Por Adriane Garcia
Entre
o passado e o presente, carregando um futuro que não haverá, um homem caminha
parado. Uma esteira rolante combinaria bem com este personagem “eu lírico” do
livro de Alberto Bresciani. A vida o leva – como a esteira –, não para
Barcelona.
Este
personagem está a nos falar da falta, em suas nuances várias, da incomunicabilidade,
presença de fulcro na mitologia pessoal que move os trabalhos deste autor e em
um de seus autores prediletos, Paol Keineg.

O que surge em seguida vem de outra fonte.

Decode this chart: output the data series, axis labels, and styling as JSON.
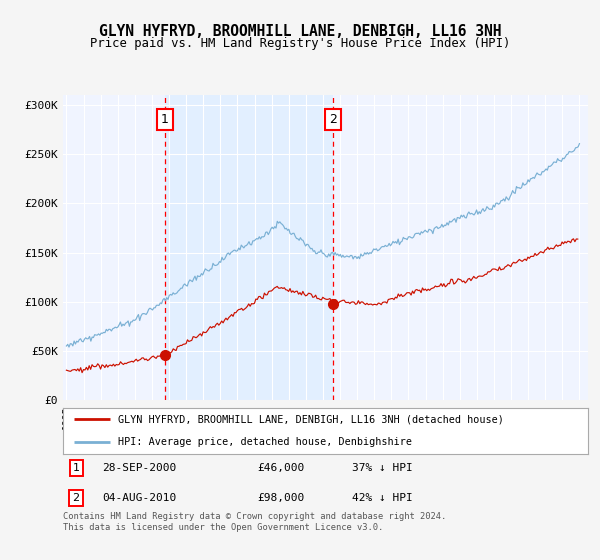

Se em Incompleto Movimento (José
Olympio - 2011) o exílio era uma das forças temáticas do discurso, aqui em Sem
passagem para Barcelona ele se adensa, pois que é impossível outro asilo que
não o próprio esconderijo interno, esconderijo insuficiente, já que a
consciência o atinge todo o tempo, esta de não possuir controle algum sobre o
destino, de não poder, nem mesmo o herói, impedir as tragédias e, ao contrário,
advir delas. Não por acaso, falando de heróis e tragédias, inevitavelmente nos
lembramos dos gregos antigos.
Como
antídotos, que jamais resolvem os
problemas do cenário, mas permitem ao homem continuar, o autor traz dois
grandes elementos de redenção: a fé e a poesia. Na verdade, em Sem passagem
para Barcelona há um terceiro elemento, mas deste falaremos mais tarde. A visão panorâmica de desencanto de Alberto Bresciani é
nietzschiana, mas o poema não concede ao filósofo:
“O Deus que conheço
não morreu
Está
Entre a fome e fama
em meio ao que explode
ou afaga
flor e moeda
Terras que escorrem
matam crianças
cavalos
a última ave
Mas sim
está
II
Depois do grito do riso
restam farpa tarefa
burla
atalho algum que me
engane ou salve?
III
No encalço da crença
um céu branco
estanca”
O
embate citadino – pois o habitante deste poeta é sempre urbano no cinza – se dá
inúmeras vezes entre a estética (poesia) e a necessidade e, no caso de vencer o
belo, esta vitória deve estar no âmbito do secreto, visto que a beleza não é
admitida:
“Lá em cima
sobra andar de um lado
ao outro
comer pedaços de azul e
esperar
a voz dos cortes
fechados”
Não
há lugar para uma natureza feliz. Eis um homem civilizado, é o que nos diz
Alberto Bresciani.
Desconforto, sofrimento crônico, Eros aprisionado, anjos
caídos, o amor diversas vezes apresentado como um paraíso, mas um paraíso de
expulsão; solidão, insuficiência da linguagem, aprisionamento em si,
efemeridade, paralisia.
Onde se esconderá o herói? Na identidade secreta, no alter
ego. Todos querem ser amigos de Bruce Wayne, mas ninguém conhece as sombras de
Batman. Havia que se esconder na memória, nos tempos de antes, quando a alegria
cheirava a lavanda: “A despeito da sufocação/na memória/um perfume/resistia”.
Mesmo a memória doerá.
A
terceira redenção é a morte: “Como agora/arriscar as veias?/Onde se apaga/o
vazio?// Soube de búfalos/que trocam o cansaço/pela própria morte”.
O
herói não tem armas de fogo, o herói apenas possui armas humanas e, neste
sentido, é o anti-herói. Bruce Wayne não pode ser, não pode “não participar” e
Batman desistiu. Esta é sua resistência:
“Nesta
manhã
Gotham
não será salva
Estarei
mudo e surdo
às
súplicas e ranhuras
E
além disso
–
claro protesto –
sequer
cortarei
as
unhas”
Já
na capa de Sem passagem para Barcelona, este homem, melhor dizendo, este vulto
dentro do trem (do ônibus?) parte. Engana-se quem pensa que ele comprou algum
bilhete e segue. Não. Ele volta. Em Bresciani não há passagem para o futuro.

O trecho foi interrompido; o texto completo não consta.